The intensity of the outrage was noteworthy despite the fact that lawmakers and politicians had previously remained moderate and refrained from criticizing the judge and jury. Only one Republican maintained that stance, former Maryland Gov. Larry Hogan, who said before the verdict that people should “respect the decision and the legal process.”
“At this dangerously divisive moment in our history, no leader — regardless of party — should add fuel to the flames of more toxic partisanship,” Hogan, who is seeking a seat in the Maryland Senate, posted before the verdict was read. “We must reaffirm what makes this country great: the rule of law.”
There was no evidence that the trial was rigged.
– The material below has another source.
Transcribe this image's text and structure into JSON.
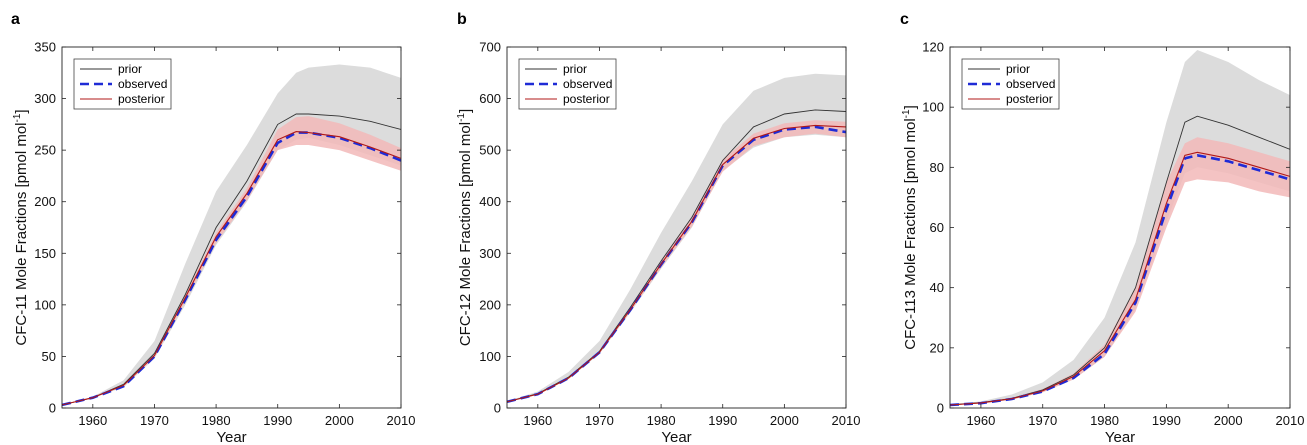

Trump’s legal team complained about Judge Juan Manuel Merchan’s $15 donation to Biden in 2020 and his daughter’s work as a Democratic political consultant. However, the judge rejected a request by the former president’s lawyers to recuse themselves from the case and said he had no doubts about his “ability to be fair and impartial.”
Either way, Republicans seized on Trump’s attacks on judges and the system in the New York trial and three other cases — local and federal charges in Atlanta and Washington for conspiring to overturn the 2020 election results, and a federal indictment in Florida for illegally retaining top-secret documents after his term ended. Several Republican lawmakers, including Johnson, went to the New York court to express support.
U.S. Sen. Lindsey Graham of South Carolina, one of Trump’s staunchest allies, said: “The verdict says more about the system than the charges do.”
The verdict makes Trump the first former U.S. president to be convicted of a serious crime. He spoke out as nearly every Republican member of Congress endorsed his candidacy in this year’s election.
“Congratulations, progressives,” Utah Sen. Mike Lee posted. “They just guaranteed Trump’s election.”